Servicing both the brand and the comedy requires deft creative footwork. “There are competing agendas,” he agrees. “I want a thing to be funny or entertaining. They want to sell a thing. These two objectives often end up tilted too far towards the selling a thing.”
The way I work now is to ask myself, ‘What would you shoot if this had to be great?’ rather than anything resembling, ‘How do I get this job?’.
Comedy and being funny is a serious business, especially when it comes to hitting the funny bone in the confines of a 15-, 30- or 60-second spot. “Advertising comedy is a weird thing. When it works it behaves much more like curated journalism than ‘comedy’ as we normally think of it. Your audience hates you and you have 27 seconds (longer if you’re lucky) to set it up and make it funny. This is what we’re working within and so it adds up that it’s very different from making sketch comedy, or a movie or something. This is why non-ad directors tend to make awful ads.

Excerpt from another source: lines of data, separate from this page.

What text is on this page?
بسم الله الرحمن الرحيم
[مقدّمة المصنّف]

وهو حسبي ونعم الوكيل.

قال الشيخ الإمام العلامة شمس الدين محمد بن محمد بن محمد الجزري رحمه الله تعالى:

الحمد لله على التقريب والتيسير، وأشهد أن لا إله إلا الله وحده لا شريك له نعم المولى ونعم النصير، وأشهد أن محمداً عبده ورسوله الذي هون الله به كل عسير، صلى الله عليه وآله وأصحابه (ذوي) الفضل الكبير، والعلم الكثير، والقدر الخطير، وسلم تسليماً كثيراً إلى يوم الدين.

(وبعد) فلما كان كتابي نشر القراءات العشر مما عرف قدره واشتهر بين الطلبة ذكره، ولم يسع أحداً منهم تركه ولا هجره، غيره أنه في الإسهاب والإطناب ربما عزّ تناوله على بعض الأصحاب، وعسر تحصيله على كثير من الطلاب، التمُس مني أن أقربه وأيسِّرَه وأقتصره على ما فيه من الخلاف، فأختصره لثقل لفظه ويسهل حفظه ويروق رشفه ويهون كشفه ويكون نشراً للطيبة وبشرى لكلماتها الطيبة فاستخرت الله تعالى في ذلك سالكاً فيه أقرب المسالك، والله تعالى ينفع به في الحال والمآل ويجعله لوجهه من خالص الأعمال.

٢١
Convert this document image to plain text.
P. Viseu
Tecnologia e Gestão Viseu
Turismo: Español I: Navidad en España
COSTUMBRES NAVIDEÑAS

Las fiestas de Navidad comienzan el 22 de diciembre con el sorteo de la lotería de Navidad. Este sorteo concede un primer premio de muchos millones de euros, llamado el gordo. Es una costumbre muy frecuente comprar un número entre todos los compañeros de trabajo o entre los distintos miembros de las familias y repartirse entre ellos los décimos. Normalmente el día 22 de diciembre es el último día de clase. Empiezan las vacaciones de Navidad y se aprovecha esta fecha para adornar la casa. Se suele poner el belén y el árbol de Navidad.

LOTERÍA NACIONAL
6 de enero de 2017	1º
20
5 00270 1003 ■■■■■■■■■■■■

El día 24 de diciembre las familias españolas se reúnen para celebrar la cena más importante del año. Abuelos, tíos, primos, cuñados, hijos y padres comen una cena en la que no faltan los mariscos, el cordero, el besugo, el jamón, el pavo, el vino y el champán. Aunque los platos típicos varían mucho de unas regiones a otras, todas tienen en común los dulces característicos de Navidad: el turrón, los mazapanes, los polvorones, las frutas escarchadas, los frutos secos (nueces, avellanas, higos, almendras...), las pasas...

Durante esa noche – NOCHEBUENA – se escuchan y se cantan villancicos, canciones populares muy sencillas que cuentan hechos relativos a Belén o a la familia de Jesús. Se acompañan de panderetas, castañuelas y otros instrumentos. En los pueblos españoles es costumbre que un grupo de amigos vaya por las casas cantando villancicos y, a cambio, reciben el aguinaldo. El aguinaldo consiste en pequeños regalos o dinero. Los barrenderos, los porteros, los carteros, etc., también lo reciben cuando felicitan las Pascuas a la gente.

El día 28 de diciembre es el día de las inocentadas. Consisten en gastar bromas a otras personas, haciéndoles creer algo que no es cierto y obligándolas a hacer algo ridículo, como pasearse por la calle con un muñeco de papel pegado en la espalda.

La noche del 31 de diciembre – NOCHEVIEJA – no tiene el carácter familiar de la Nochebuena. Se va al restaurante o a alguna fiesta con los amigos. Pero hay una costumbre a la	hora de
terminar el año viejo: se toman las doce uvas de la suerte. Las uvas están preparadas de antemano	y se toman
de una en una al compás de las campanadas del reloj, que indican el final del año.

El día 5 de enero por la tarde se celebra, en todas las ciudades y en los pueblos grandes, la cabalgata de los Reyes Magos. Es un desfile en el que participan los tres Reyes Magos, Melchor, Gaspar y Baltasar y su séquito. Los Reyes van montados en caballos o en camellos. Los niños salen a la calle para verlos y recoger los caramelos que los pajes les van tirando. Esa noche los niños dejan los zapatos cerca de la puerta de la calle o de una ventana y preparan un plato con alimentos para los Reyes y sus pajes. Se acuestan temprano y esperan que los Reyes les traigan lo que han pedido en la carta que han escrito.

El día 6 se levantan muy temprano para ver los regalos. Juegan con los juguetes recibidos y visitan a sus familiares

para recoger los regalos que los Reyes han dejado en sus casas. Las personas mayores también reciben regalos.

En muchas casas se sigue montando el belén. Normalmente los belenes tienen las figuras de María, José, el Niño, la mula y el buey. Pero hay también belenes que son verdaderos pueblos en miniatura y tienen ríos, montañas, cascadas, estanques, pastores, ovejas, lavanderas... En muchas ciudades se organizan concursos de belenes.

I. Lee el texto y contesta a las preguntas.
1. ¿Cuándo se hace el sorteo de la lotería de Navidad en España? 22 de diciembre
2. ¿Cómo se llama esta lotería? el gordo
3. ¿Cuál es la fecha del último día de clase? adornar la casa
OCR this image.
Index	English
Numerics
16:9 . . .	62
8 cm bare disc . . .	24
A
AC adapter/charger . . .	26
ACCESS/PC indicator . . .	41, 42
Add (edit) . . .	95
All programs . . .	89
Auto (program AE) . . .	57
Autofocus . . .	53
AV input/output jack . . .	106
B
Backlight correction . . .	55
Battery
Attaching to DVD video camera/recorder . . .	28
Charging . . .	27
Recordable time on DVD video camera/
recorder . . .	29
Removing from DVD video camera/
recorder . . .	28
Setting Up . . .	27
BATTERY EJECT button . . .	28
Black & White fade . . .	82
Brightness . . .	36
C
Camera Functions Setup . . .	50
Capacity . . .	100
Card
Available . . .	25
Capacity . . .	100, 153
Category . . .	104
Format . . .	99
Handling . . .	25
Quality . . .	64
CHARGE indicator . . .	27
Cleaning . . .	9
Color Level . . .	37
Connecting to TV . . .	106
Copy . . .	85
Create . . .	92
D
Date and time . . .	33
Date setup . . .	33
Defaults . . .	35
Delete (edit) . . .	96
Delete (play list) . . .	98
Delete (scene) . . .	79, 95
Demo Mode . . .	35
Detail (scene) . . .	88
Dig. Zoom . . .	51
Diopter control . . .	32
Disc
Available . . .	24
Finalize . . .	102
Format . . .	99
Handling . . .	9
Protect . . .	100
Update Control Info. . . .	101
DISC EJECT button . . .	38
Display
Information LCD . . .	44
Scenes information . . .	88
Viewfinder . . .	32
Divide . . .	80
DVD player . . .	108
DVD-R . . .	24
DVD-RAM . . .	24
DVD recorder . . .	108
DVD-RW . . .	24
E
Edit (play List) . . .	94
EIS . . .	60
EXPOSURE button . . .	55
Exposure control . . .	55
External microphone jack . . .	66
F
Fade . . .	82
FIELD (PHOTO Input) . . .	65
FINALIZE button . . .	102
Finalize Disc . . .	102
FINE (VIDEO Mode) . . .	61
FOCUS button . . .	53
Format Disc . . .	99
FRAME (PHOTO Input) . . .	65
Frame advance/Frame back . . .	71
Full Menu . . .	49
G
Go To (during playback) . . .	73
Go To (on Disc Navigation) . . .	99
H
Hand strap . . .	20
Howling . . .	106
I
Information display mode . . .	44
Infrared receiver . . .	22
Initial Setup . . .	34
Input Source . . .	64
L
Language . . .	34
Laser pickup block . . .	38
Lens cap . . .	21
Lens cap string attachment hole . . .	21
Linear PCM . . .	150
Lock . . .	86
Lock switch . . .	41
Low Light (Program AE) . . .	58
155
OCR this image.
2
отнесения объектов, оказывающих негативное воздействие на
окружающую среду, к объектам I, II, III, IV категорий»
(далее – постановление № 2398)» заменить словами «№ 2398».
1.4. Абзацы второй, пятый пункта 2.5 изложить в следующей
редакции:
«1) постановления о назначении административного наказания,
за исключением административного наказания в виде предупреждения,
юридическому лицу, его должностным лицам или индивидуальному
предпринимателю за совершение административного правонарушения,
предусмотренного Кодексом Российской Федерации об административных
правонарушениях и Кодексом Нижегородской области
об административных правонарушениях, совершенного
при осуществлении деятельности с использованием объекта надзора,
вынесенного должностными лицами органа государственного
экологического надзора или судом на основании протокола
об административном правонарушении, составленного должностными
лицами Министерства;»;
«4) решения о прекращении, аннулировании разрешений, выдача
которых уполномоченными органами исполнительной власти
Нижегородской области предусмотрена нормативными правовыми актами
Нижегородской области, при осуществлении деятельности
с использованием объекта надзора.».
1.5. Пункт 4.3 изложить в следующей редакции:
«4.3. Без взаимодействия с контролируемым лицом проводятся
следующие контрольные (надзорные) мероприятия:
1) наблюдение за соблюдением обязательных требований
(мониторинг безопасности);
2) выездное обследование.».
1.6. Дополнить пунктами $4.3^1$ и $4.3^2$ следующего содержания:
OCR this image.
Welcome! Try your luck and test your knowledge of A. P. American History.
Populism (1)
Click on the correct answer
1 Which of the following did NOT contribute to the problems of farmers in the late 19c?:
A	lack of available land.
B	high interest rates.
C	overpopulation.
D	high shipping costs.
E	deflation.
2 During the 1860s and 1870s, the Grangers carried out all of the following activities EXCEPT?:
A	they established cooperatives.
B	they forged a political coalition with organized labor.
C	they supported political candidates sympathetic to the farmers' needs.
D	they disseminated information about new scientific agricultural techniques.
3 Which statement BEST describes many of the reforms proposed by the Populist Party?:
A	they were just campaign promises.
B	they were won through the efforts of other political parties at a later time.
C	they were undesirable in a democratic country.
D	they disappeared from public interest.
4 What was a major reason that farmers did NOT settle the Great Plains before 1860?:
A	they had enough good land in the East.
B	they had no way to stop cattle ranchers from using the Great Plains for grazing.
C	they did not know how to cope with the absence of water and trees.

They aren’t good at it. Why should they be?”
The ones who are good at it, he adds, include Revolver’s Co-Founder Steve Rogers, whose big hitters include the Tourism Australia Dundee Super Bowl spot from 2018, which corralled a star-studded cast that included Margot Robbie, Hugh Jackman and Russell Crowe, and was watched by a 100 million people.
Of his own work, however, he’s more reticent in choosing a favourite. “Once I’ve seen the final cut, that’s generally the last time I think about a thing I did,” he admits. “Although I do find that my stop-motion stuff feels like my rhythm, so it’s easy for me to not hate it upon re-watch. I like the snake guy,” he adds. “That was funny.”